We present results constraining the multiplicity of the very low mass stars and substellar objects in the Orion Nebula Cluster (ONC). Our sample covers primary masses 0.012-0.1 M _⊙ using archival Hubble Space Telescope data obtained with the Advanced Camera for Surveys using multiple filters. Studying the binary populations of clusters provides valuable constraints of how the birth environment affects binary formation and evolution. Prior surveys have shown that the binary populations of high-mass, high-density star clusters like the ONC may substantially differ from those in low-mass associations.
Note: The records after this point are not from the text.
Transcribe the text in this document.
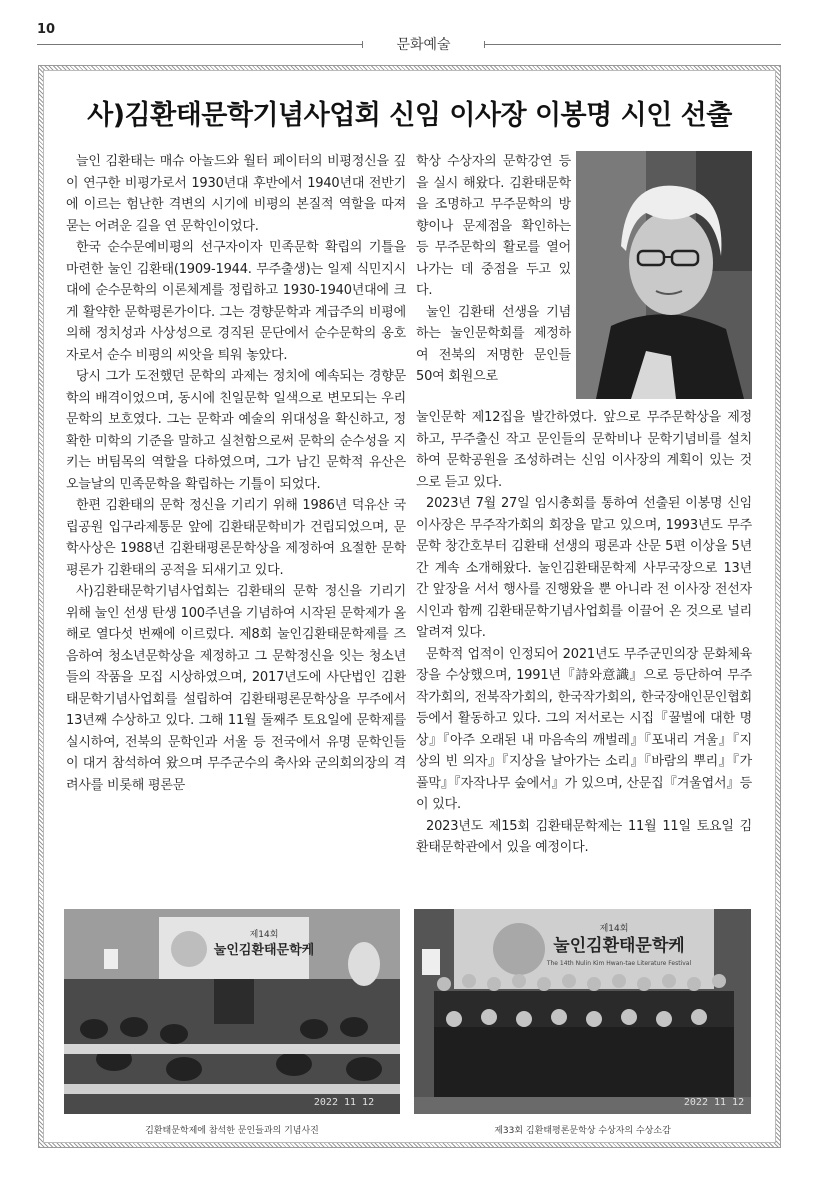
10
문화예술
사)김환태문학기념사업회 신임 이사장 이봉명 시인 선출

늘인 김환태는 매슈 아놀드와 월터 페이터의 비평정신을 깊이 연구한 비평가로서 1930년대 후반에서 1940년대 전반기에 이르는 험난한 격변의 시기에 비평의 본질적 역할을 따져 묻는 어려운 길을 연 문학인이었다.

한국 순수문예비평의 선구자이자 민족문학 확립의 기틀을 마련한 눌인 김환태(1909-1944. 무주출생)는 일제 식민지시대에 순수문학의 이론체계를 정립하고 1930-1940년대에 크게 활약한 문학평론가이다. 그는 경향문학과 계급주의 비평에 의해 정치성과 사상성으로 경직된 문단에서 순수문학의 옹호자로서 순수 비평의 씨앗을 틔워 놓았다.

당시 그가 도전했던 문학의 과제는 정치에 예속되는 경향문학의 배격이었으며, 동시에 친일문학 일색으로 변모되는 우리 문학의 보호였다. 그는 문학과 예술의 위대성을 확신하고, 정확한 미학의 기준을 말하고 실천함으로써 문학의 순수성을 지키는 버팀목의 역할을 다하였으며, 그가 남긴 문학적 유산은 오늘날의 민족문학을 확립하는 기틀이 되었다.

한편 김환태의 문학 정신을 기리기 위해 1986년 덕유산 국립공원 입구라제통문 앞에 김환태문학비가 건립되었으며, 문학사상은 1988년 김환태평론문학상을 제정하여 요절한 문학평론가 김환태의 공적을 되새기고 있다.

사)김환태문학기념사업회는 김환태의 문학 정신을 기리기 위해 눌인 선생 탄생 100주년을 기념하여 시작된 문학제가 올해로 열다섯 번째에 이르렀다. 제8회 눌인김환태문학제를 즈음하여 청소년문학상을 제정하고 그 문학정신을 잇는 청소년들의 작품을 모집 시상하였으며, 2017년도에 사단법인 김환태문학기념사업회를 설립하여 김환태평론문학상을 무주에서 13년째 수상하고 있다. 그해 11월 둘째주 토요일에 문학제를 실시하여, 전북의 문학인과 서울 등 전국에서 유명 문학인들이 대거 참석하여 왔으며 무주군수의 축사와 군의회의장의 격려사를 비롯해 평론문

학상 수상자의 문학강연 등을 실시 해왔다. 김환태문학을 조명하고 무주문학의 방향이나 문제점을 확인하는 등 무주문학의 활로를 열어나가는 데 중점을 두고 있다.

눌인 김환태 선생을 기념하는 눌인문학회를 제정하여 전북의 저명한 문인들 50여 회원으로

눌인문학 제12집을 발간하였다. 앞으로 무주문학상을 제정하고, 무주출신 작고 문인들의 문학비나 문학기념비를 설치하여 문학공원을 조성하려는 신임 이사장의 계획이 있는 것으로 듣고 있다.

2023년 7월 27일 임시총회를 통하여 선출된 이봉명 신임 이사장은 무주작가회의 회장을 맡고 있으며, 1993년도 무주문학 창간호부터 김환태 선생의 평론과 산문 5편 이상을 5년간 계속 소개해왔다. 눌인김환태문학제 사무국장으로 13년간 앞장을 서서 행사를 진행왔을 뿐 아니라 전 이사장 전선자 시인과 함께 김환태문학기념사업회를 이끌어 온 것으로 널리 알려져 있다.

문학적 업적이 인정되어 2021년도 무주군민의장 문화체육장을 수상했으며, 1991년『詩와意識』으로 등단하여 무주작가회의, 전북작가회의, 한국작가회의, 한국장애인문인협회 등에서 활동하고 있다. 그의 저서로는 시집『꿀벌에 대한 명상』『아주 오래된 내 마음속의 깨벌레』『포내리 겨울』『지상의 빈 의자』『지상을 날아가는 소리』『바람의 뿌리』『가풀막』『자작나무 숲에서』가 있으며, 산문집『겨울엽서』등이 있다.

2023년도 제15회 김환태문학제는 11월 11일 토요일 김환태문학관에서 있을 예정이다.

제14회
눌인김환태문학케
2022 11 12
김환태문학제에 참석한 문인들과의 기념사진
제14회
눌인김환태문학케
The 14th Nulin Kim Hwan-tae Literature Festival
2022 11 12
제33회 김환태평론문학상 수상자의 수상소감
Very low mass stellar and substellar binaries at wide separations, >20 au, are statistically rare in the Galactic field and have been identified in stellar associations like Taurus-Auriga and Ophiuchus. They also may be susceptible to dynamical interactions, and their formation may be suppressed by feedback from ongoing star formation. We implement a double point-spread function (PSF) fitting algorithm using empirical, position-dependent PSF models to search for binary companions at projected separations >10 au (0.″025). With this technique, we identify seven very low mass binaries, five of which are new detections, resulting in a binary frequency of ${12}_{-3.2}^{+6} \% $ over mass ratios of 0.5-1.0 and projected separations of 20-200 au. We find an excess of very low mass binaries in the ONC compared to the Galactic field, with a probability of 10^-6 that the populations are statistically consistent. The substellar population of the ONC may require further dynamical processing of the lowest binding energy binaries to resemble the field population.